Understanding KMeans Clustering

So I'm new to the Machine Learning Toolkit and I'm trying to model something that I thought would be somewhat straightforward, but I'm beginning to realize that I might need more of an understanding of what Splunk needs from me to create an accurate report. **What I want is a model that will report any event_id that reports an uncharacteristic volume of events.** I started off by throwing as many stat commands I could at the data but I ended up with a model that may have modeling something completely different. I simplified the search to the following: base search earliest=-30d | bin _time span=1h as event_window | stats sum(count) avg(count) dc(hostname) by event_id event_window So at this point, I have several questions: **Do I include the event_id in the k means algorithm?** I've been told that the answer you hope to find should not be included in the clustering but here I feel like it's necessary to describe the data.

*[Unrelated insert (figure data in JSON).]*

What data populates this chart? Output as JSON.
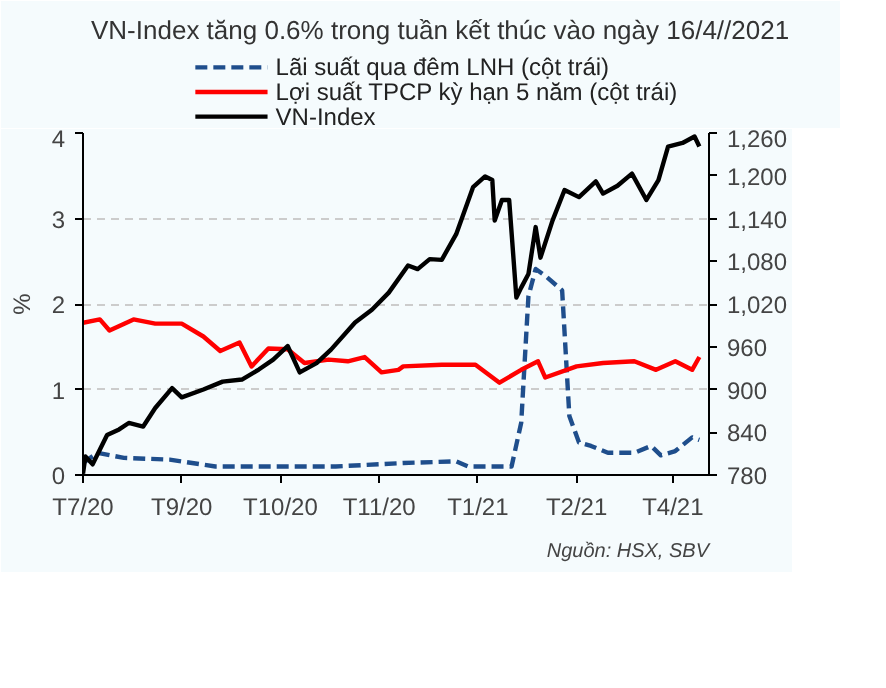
{
  "chart_data": {
    "type": "line",
    "title": "VN-Index tăng 0.6% trong tuần kết thúc vào ngày 16/4//2021",
    "ylabel": "%",
    "annotations": [
      "Nguồn: HSX, SBV"
    ],
    "xlim": [
      "2020-07-30",
      "2021-04-16"
    ],
    "xticks": [
      {
        "value": "2020-07-30",
        "label": "T7/20"
      },
      {
        "value": "2020-09-09",
        "label": "T9/20"
      },
      {
        "value": "2020-10-20",
        "label": "T10/20"
      },
      {
        "value": "2020-11-30",
        "label": "T11/20"
      },
      {
        "value": "2021-01-10",
        "label": "T1/21"
      },
      {
        "value": "2021-02-20",
        "label": "T2/21"
      },
      {
        "value": "2021-04-01",
        "label": "T4/21"
      }
    ],
    "ylim": [
      0,
      4
    ],
    "yticks": [
      0,
      1,
      2,
      3,
      4
    ],
    "y2lim": [
      780,
      1260
    ],
    "y2ticks": [
      {
        "value": 780,
        "label": "780"
      },
      {
        "value": 840,
        "label": "840"
      },
      {
        "value": 900,
        "label": "900"
      },
      {
        "value": 960,
        "label": "960"
      },
      {
        "value": 1020,
        "label": "1,020"
      },
      {
        "value": 1080,
        "label": "1,080"
      },
      {
        "value": 1140,
        "label": "1,140"
      },
      {
        "value": 1200,
        "label": "1,200"
      },
      {
        "value": 1260,
        "label": "1,260"
      }
    ],
    "grid": "y",
    "legend": "top",
    "marker": "none",
    "series": [
      {
        "name": "Lãi suất qua đêm LNH (cột trái)",
        "color": "#1f4e8c",
        "line_style": "dashed",
        "x": [
          "2020-07-30",
          "2020-08-05",
          "2020-08-16",
          "2020-09-04",
          "2020-09-23",
          "2020-11-12",
          "2020-12-10",
          "2021-01-01",
          "2021-01-06",
          "2021-01-24",
          "2021-01-28",
          "2021-01-31",
          "2021-02-03",
          "2021-02-07",
          "2021-02-14",
          "2021-02-17",
          "2021-02-21",
          "2021-02-26",
          "2021-03-05",
          "2021-03-16",
          "2021-03-23",
          "2021-03-27",
          "2021-04-02",
          "2021-04-09",
          "2021-04-12"
        ],
        "values": [
          0.14,
          0.26,
          0.2,
          0.18,
          0.1,
          0.1,
          0.14,
          0.16,
          0.1,
          0.1,
          0.61,
          2.09,
          2.41,
          2.33,
          2.16,
          0.69,
          0.38,
          0.34,
          0.26,
          0.26,
          0.34,
          0.23,
          0.28,
          0.44,
          0.41
        ]
      },
      {
        "name": "Lợi suất TPCP kỳ hạn 5 năm (cột trái)",
        "color": "#ff0000",
        "line_style": "solid",
        "x": [
          "2020-07-30",
          "2020-08-06",
          "2020-08-10",
          "2020-08-20",
          "2020-08-29",
          "2020-09-09",
          "2020-09-18",
          "2020-09-25",
          "2020-10-03",
          "2020-10-08",
          "2020-10-15",
          "2020-10-23",
          "2020-10-30",
          "2020-11-09",
          "2020-11-17",
          "2020-11-24",
          "2020-12-01",
          "2020-12-08",
          "2020-12-10",
          "2020-12-26",
          "2021-01-09",
          "2021-01-19",
          "2021-01-28",
          "2021-02-04",
          "2021-02-07",
          "2021-02-20",
          "2021-03-03",
          "2021-03-16",
          "2021-03-25",
          "2021-04-02",
          "2021-04-09",
          "2021-04-12"
        ],
        "values": [
          1.78,
          1.82,
          1.69,
          1.82,
          1.77,
          1.77,
          1.62,
          1.45,
          1.55,
          1.27,
          1.48,
          1.47,
          1.31,
          1.35,
          1.33,
          1.38,
          1.2,
          1.23,
          1.27,
          1.29,
          1.29,
          1.08,
          1.23,
          1.33,
          1.14,
          1.27,
          1.31,
          1.33,
          1.23,
          1.33,
          1.23,
          1.38
        ]
      },
      {
        "name": "VN-Index",
        "color": "#000000",
        "line_style": "solid",
        "axis": "y2",
        "x": [
          "2020-07-30",
          "2020-07-31",
          "2020-08-03",
          "2020-08-09",
          "2020-08-14",
          "2020-08-18",
          "2020-08-24",
          "2020-08-29",
          "2020-09-05",
          "2020-09-09",
          "2020-09-18",
          "2020-09-26",
          "2020-10-04",
          "2020-10-11",
          "2020-10-17",
          "2020-10-23",
          "2020-10-28",
          "2020-11-04",
          "2020-11-10",
          "2020-11-20",
          "2020-11-27",
          "2020-12-04",
          "2020-12-12",
          "2020-12-16",
          "2020-12-21",
          "2020-12-26",
          "2021-01-01",
          "2021-01-08",
          "2021-01-13",
          "2021-01-16",
          "2021-01-17",
          "2021-01-20",
          "2021-01-23",
          "2021-01-26",
          "2021-01-28",
          "2021-01-31",
          "2021-02-03",
          "2021-02-05",
          "2021-02-10",
          "2021-02-15",
          "2021-02-21",
          "2021-02-28",
          "2021-03-03",
          "2021-03-09",
          "2021-03-15",
          "2021-03-21",
          "2021-03-26",
          "2021-03-30",
          "2021-04-05",
          "2021-04-10",
          "2021-04-12"
        ],
        "values": [
          782,
          806,
          795,
          836,
          844,
          853,
          848,
          874,
          902,
          889,
          900,
          911,
          914,
          928,
          942,
          961,
          924,
          937,
          956,
          994,
          1012,
          1036,
          1074,
          1069,
          1083,
          1082,
          1118,
          1184,
          1199,
          1194,
          1137,
          1166,
          1166,
          1029,
          1043,
          1062,
          1128,
          1085,
          1137,
          1180,
          1170,
          1192,
          1175,
          1186,
          1203,
          1166,
          1194,
          1241,
          1246,
          1255,
          1241
        ]
      }
    ]
  }
}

In my mind, we have to attribute the data point to an event_id or the frame of reference is lost. Am I correct? **The bin/timespan.** Right now I'm group everything by an hour because I anticipate running a saved search over this data on an hourly basis. Do I have to have like for like values here, or can I potentially run the clustering with different bucket spans and still obtain accurate reports? **Is this even a decent model?** Like I said previously, I went nuts with multiple stats commands, deltas, etc but felt like I began modeling something else instead of volume of event_ids. I have run this model and tested with some data out in the wild and I see outliers but I don't understand why Splunk is reporting them as such. I'm not sure if the variance in the amount of event_ids overall, but these numbers are well within the limits I would have expected to be set in the clustering. Are there stats that I should be including to address this? Again, I am a super newb at this. I've looked for a primer to ML in Splunk but I haven't found anything that goes into this level of explanation. Any assistance would be greatly appreciated.